Я, Михель Мельцер, зеркальных дел мастер из города Майнца, да к тому же еще чернокнижник, считаю дни в покоях архиепископа, не переставая удивляться тому, сколько я уже насчитал, и ежедневно спрашиваю себя: сколько мне еще считать, ведь мои часы, заведенные судьбой для каждого из нас, уже давно должны были остановиться. Семьдесят восемь лет или меньше — какая мне разница? А вам и подавно!
Хотя я сижу здесь со времен Лауренци Анно не-помню-как-далее и нельзя сказать, что стража относится ко мне хорошо, хотя моя жизнь ограничена тремя шагами вперед и двумя в сторону, это лето кажется мне счастливейшим в моей жизни. Вы спросите меня почему. Что ж, я отвечу.
Разве жизнь с самого начала не делится на свет и тень — на войну и мир, труд и безделье, страсть и равнодушие, хаос и гармонию? Если это так, то живу я на склоне своих лет в мире, безделье, равнодушии и гармонии. Есть ли жизнь лучше этой?

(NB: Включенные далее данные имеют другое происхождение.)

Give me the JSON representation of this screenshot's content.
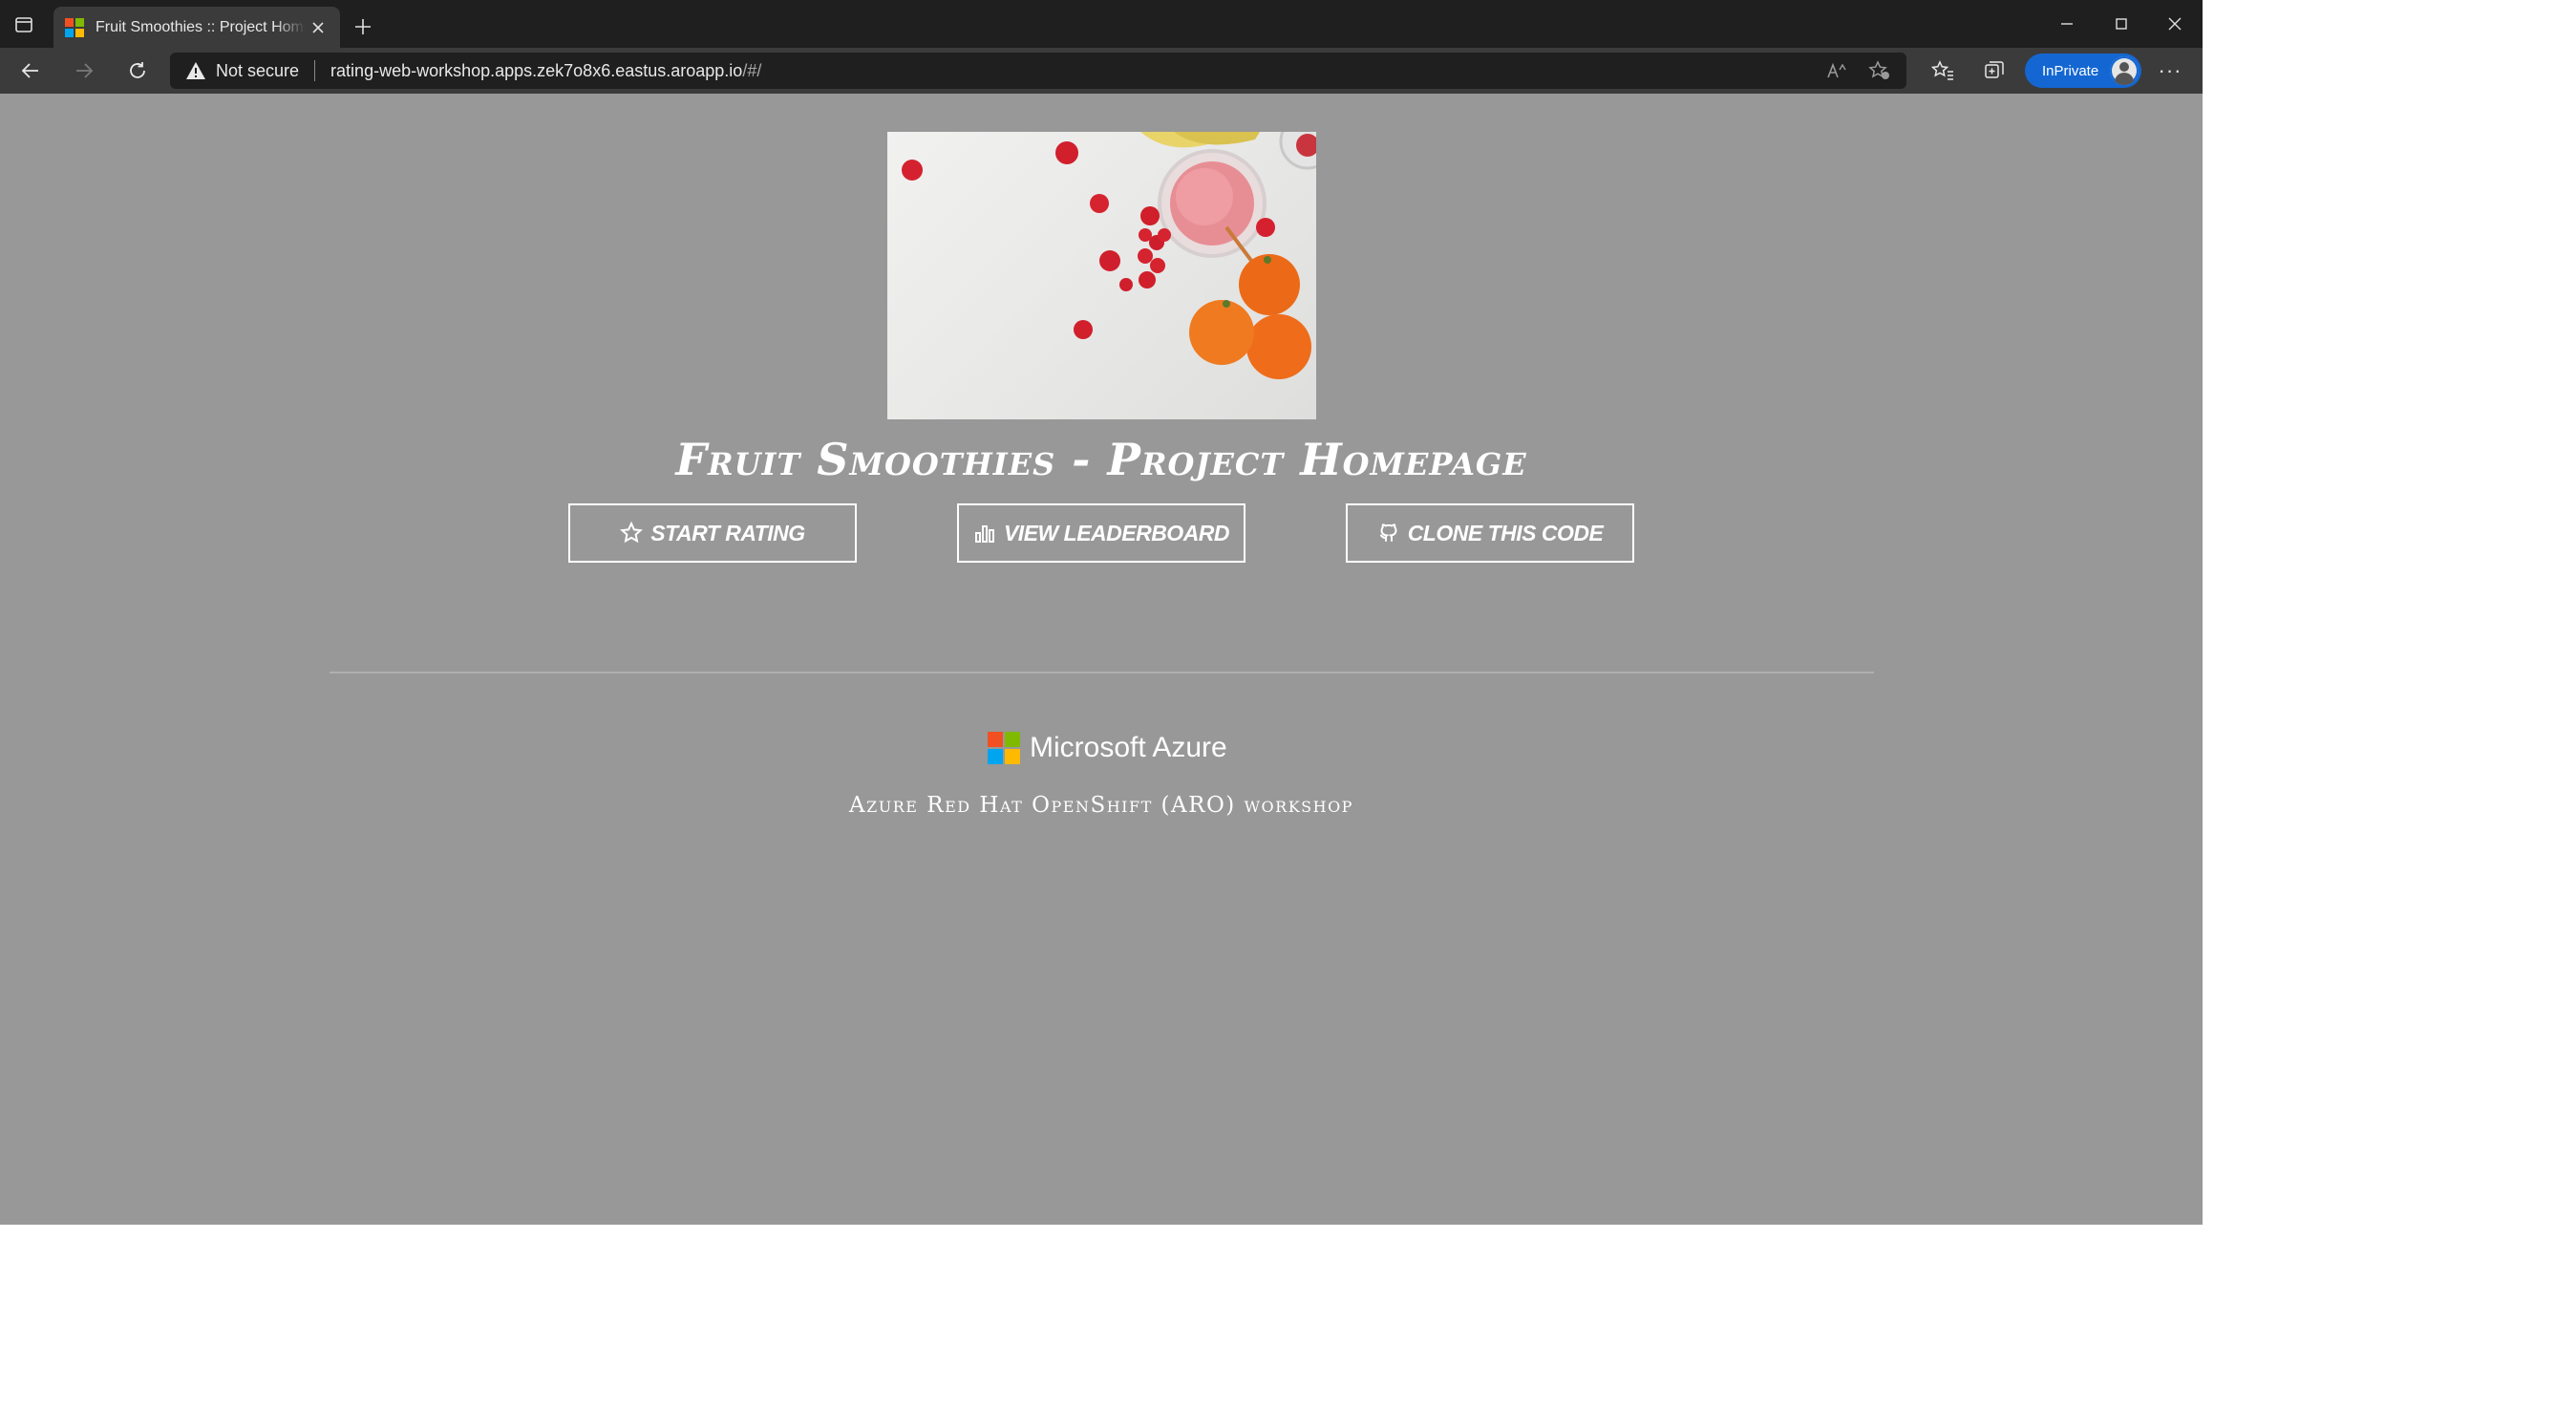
{
  "browser": {
    "tab": {
      "title": "Fruit Smoothies :: Project Homepage",
      "favicon_colors": [
        "#f25022",
        "#7fba00",
        "#00a4ef",
        "#ffb900"
      ]
    },
    "address_bar": {
      "security_label": "Not secure",
      "url_host": "rating-web-workshop.apps.zek7o8x6.eastus.aroapp.io",
      "url_path": "/#/"
    },
    "profile": {
      "label": "InPrivate",
      "color": "#1467d2"
    },
    "more_label": "···"
  },
  "page": {
    "title": "Fruit Smoothies - Project Homepage",
    "buttons": [
      {
        "label": "Start Rating",
        "icon": "star-icon"
      },
      {
        "label": "View Leaderboard",
        "icon": "bar-chart-icon"
      },
      {
        "label": "Clone this code",
        "icon": "github-icon"
      }
    ],
    "footer": {
      "brand": "Microsoft Azure",
      "subtitle": "Azure Red Hat OpenShift (ARO) workshop"
    },
    "colors": {
      "page_background": "#989898",
      "text": "#ffffff"
    }
  }
}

Теперь, когда я привык к этому месту вдали от хаоса, страстей, труда и войны, теперь, когда ожидание утренних лучей солнца и вечерний перезвон колоколов со Святого Албана стали для меня счастьем, теперь я испытываю больше удовлетворения, чем в мои так называемые лучшие годы.
Камеру свою я делю с пауком, который в поисках пищи день за днем преодолевает путь по длинной стене напротив моего деревянного ложа. Поначалу мне приходилось сидеть тихо, чтобы паук дошел до зарешеченного окна, но уже давным-давно мы настолько привыкли друг к другу, что теперь животное всегда замирает на шершавой стене на середине своего пути, словно хочет поприветствовать меня, а затем снова продолжает путь к своей цели — выступу в стене у окна, где каждый раз находит себе пропитание.
Я и не думал, что на склоне лет стану вдобавок ко всему еще и арахнологом. Но я ценю этого паука. Не только потому, что он оберегает меня от всех паразитов, но и потому, что он обладает провидческим даром. Своим поведением он может предсказывать погоду, никогда при этом не ошибаясь. Если он двигается быстро и суетливо, то это предвещает бурю, дождь и мрачные тучи. Если же он бежит спокойно и размеренно, это означает, что небо будет ясным. Но мало того, паук даже указал мне верный способ передать мои воспоминания потомкам, что было мне высочайше запрещено, поскольку вельможные господа ничего не боятся так, как правды. А как известно, у того, кто говорит правду, редко находятся благодарные слушатели.
Думаю, они заставили бы меня молчать даже ценою смерти. Они отобрали у меня бумагу и чернила — самое дорогое, что у меня было. Но эти толстосумы в черных рясах забыли сжечь меня. Кажется, они до сих пор не поняли, что самая большая опасность исходит от мыслей; а мысли живы, пока дышит человек.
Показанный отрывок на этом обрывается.